お前はそれを磨くといいだろう。でもまぁ、積み重ねた齢には勝てなかったな……最近いろいろと悩みが出てきたが、経験が多いというのは戦いでは大きな強みだ」


 剣を鞘にしまい、アドバイスなのか愚痴なのかわからないそれを告げるエリーゼを背中に僕は床に散った血を拭う。


「うら若い乙女が、人目のある場所で鼻から血を流してそれを拭いている現実とどっちが悩ましいですか」


「……手伝おうか?」


「結構です」


 上手い言葉が思い浮かばなかったのか、そんなことを申し出たエリーゼの願いを蹴る。

 みっともない負け方をして、その後始末を手伝わせるなど絶対に嫌だ。

 血に濡れたハンカチの、まだ汚れていない部分で顔に付いた血も拭いつつ僕は立ち上がる。


「ありがとうございました。良い経験になり、これからもこうして積んでいきたいと思います」


「あぁ……そう気落ちするなよ? 経験の差もあるだろうが、魔法に制限を掛けているんだ。雷なんて物を使われたら私でも真剣勝負ならお前に勝てるか怪しい」


 それはわかっている。僕はあくまで魔法を中心に訓練を積んできたから、単純に武術や剣術で他者に勝るとは初めから思っていない。更に相手は親衛隊隊長だ、経験も実績も違う。

 気落ちしているように見えたのなら、誰が見ているかもわからない空間で鼻血を出してしまったことに対してだ。

 ……それがわからないのだから、もしかして屋敷内でもエリーゼの浮ついた話を聞かないのだろうか。



「あ、終わったの?」


 見学しているルゥの隣へ寄ると視線をこちらに向けないまま彼女はそう対応した。


「うん、見てなかったんだ」


「ごめん、あの二人が楽しそうに戦っているからさ」


 視線の先を見てみるとコウとユリアンが善戦していた。

 この様子だと僕が鼻血を出したことはコウもルゥも見ていないようだ。

 ならばよし、この二人が見ていないようなら忘れよう。

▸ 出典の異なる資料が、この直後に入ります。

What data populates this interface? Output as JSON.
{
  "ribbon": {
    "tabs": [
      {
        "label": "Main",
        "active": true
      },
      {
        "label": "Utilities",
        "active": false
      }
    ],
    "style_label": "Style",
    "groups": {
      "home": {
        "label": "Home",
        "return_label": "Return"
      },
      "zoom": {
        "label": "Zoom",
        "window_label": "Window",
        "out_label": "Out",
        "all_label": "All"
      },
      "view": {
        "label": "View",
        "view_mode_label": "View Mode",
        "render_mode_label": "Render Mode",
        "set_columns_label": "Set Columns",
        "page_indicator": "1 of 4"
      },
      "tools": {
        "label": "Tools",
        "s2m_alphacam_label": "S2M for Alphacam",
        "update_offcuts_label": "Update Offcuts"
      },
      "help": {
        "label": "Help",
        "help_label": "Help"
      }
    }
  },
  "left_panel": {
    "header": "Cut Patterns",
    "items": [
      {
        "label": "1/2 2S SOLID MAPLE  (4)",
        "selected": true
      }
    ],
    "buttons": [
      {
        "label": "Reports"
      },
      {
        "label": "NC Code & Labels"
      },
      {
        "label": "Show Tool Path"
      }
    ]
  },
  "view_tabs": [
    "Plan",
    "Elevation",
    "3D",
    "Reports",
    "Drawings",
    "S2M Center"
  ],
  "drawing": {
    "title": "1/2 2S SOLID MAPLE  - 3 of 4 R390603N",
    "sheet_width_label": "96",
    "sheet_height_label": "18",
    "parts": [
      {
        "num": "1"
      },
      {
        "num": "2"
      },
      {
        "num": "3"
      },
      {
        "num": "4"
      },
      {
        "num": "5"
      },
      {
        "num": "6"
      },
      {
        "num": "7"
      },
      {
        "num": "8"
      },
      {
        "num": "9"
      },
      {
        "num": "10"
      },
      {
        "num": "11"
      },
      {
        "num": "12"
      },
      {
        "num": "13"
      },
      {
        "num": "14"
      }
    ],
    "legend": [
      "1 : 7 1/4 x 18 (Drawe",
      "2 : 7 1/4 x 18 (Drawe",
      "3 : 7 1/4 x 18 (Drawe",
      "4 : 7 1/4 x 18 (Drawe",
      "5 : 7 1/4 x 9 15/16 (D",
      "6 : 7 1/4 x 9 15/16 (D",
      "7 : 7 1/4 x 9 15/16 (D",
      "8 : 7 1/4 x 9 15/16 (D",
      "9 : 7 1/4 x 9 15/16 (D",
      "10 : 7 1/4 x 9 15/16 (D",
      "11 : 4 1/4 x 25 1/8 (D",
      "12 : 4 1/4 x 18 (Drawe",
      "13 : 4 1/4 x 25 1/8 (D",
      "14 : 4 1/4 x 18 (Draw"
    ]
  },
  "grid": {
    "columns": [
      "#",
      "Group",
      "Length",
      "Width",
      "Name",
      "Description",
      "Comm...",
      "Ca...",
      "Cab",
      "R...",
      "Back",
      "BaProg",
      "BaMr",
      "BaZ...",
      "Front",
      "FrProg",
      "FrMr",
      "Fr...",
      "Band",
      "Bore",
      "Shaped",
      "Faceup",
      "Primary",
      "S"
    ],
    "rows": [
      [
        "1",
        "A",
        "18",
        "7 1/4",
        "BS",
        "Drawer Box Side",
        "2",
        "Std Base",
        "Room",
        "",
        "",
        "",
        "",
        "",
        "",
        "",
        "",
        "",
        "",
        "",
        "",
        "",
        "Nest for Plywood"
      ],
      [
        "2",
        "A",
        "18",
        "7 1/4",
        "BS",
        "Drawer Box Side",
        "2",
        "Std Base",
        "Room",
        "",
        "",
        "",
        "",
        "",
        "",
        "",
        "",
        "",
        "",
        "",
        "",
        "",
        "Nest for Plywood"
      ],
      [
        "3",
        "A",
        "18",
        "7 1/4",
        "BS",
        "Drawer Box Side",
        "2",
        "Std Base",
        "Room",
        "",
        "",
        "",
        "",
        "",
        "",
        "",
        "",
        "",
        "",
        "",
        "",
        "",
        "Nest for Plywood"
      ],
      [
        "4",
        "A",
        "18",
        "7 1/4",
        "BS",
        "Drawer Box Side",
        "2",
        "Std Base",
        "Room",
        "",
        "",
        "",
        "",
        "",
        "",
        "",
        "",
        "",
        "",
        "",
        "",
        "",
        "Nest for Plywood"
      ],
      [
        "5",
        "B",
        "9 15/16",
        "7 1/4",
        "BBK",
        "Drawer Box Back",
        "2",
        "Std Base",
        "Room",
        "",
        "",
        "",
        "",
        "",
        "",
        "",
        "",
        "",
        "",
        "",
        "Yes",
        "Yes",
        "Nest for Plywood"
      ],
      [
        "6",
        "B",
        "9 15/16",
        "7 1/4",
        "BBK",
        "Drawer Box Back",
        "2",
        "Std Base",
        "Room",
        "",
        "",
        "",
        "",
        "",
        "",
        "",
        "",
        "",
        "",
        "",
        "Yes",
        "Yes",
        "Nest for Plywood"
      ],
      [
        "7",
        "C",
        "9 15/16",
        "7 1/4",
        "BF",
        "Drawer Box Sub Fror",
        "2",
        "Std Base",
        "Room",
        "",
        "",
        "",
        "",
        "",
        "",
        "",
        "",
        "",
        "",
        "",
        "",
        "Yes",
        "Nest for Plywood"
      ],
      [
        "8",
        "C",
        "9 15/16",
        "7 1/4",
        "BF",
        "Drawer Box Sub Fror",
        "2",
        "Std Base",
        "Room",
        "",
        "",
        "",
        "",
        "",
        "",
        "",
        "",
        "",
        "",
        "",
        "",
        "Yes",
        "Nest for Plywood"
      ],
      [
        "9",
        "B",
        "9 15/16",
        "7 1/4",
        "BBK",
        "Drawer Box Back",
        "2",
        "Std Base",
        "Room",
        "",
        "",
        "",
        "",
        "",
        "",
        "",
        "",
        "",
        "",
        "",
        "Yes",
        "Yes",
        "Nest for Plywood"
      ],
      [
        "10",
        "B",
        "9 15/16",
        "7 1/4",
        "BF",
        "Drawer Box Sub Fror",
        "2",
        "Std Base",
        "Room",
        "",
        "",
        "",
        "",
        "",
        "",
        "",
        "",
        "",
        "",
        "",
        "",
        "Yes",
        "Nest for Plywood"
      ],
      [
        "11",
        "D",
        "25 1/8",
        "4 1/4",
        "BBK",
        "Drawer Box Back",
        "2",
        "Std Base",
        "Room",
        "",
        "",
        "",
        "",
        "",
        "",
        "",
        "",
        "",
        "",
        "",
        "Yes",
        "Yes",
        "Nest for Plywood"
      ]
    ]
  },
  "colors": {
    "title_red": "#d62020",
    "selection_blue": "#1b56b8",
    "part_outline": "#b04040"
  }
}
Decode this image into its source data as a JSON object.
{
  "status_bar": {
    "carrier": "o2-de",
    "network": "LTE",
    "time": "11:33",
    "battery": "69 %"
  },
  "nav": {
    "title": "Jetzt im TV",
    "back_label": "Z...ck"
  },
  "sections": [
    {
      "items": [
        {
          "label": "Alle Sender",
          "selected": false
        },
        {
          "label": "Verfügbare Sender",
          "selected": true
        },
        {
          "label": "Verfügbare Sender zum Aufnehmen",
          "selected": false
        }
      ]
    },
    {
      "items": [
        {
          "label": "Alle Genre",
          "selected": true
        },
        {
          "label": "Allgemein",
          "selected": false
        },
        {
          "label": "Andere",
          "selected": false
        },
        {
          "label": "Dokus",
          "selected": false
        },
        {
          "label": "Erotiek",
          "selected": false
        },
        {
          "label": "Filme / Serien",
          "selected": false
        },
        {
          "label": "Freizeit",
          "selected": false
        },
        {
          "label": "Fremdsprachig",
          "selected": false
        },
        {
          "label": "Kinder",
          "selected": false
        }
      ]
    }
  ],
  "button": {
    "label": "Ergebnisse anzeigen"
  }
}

コウに見られるのはなんか嫌だし、ルゥに見られるとそれをネタに弄られかねないがその心配がいらないのなら幸いだ。


 僕もルゥの隣に腰をおろし、二人の戦いを見守る。

 見たところコウはほとんど肉体強化に魔力を割いていない……所謂ハンデを背負っている。

 日頃鍛えているといっても、魔力を使っていないコウではとてもじゃないがユリアンに力や速さで勝てない。前世で言うと少女が成人男性に戦いで挑むようなものだ。

 まず敵うわけが無いと思う。無理、なのだ。勝てる理は、どこにも、ない。

 その無理をコウはこじ開けている、感覚にも魔力を割いていないのか普段より反応は鈍い。それでもユリアンの振るう素早い攻撃は彼を直撃しない、魔力を使わなければ僕でもその剣戟は見えていないだろう。でもコウは視線の動き、武器の位置、呼吸、あらゆる要素から予測しそれを防ぐ。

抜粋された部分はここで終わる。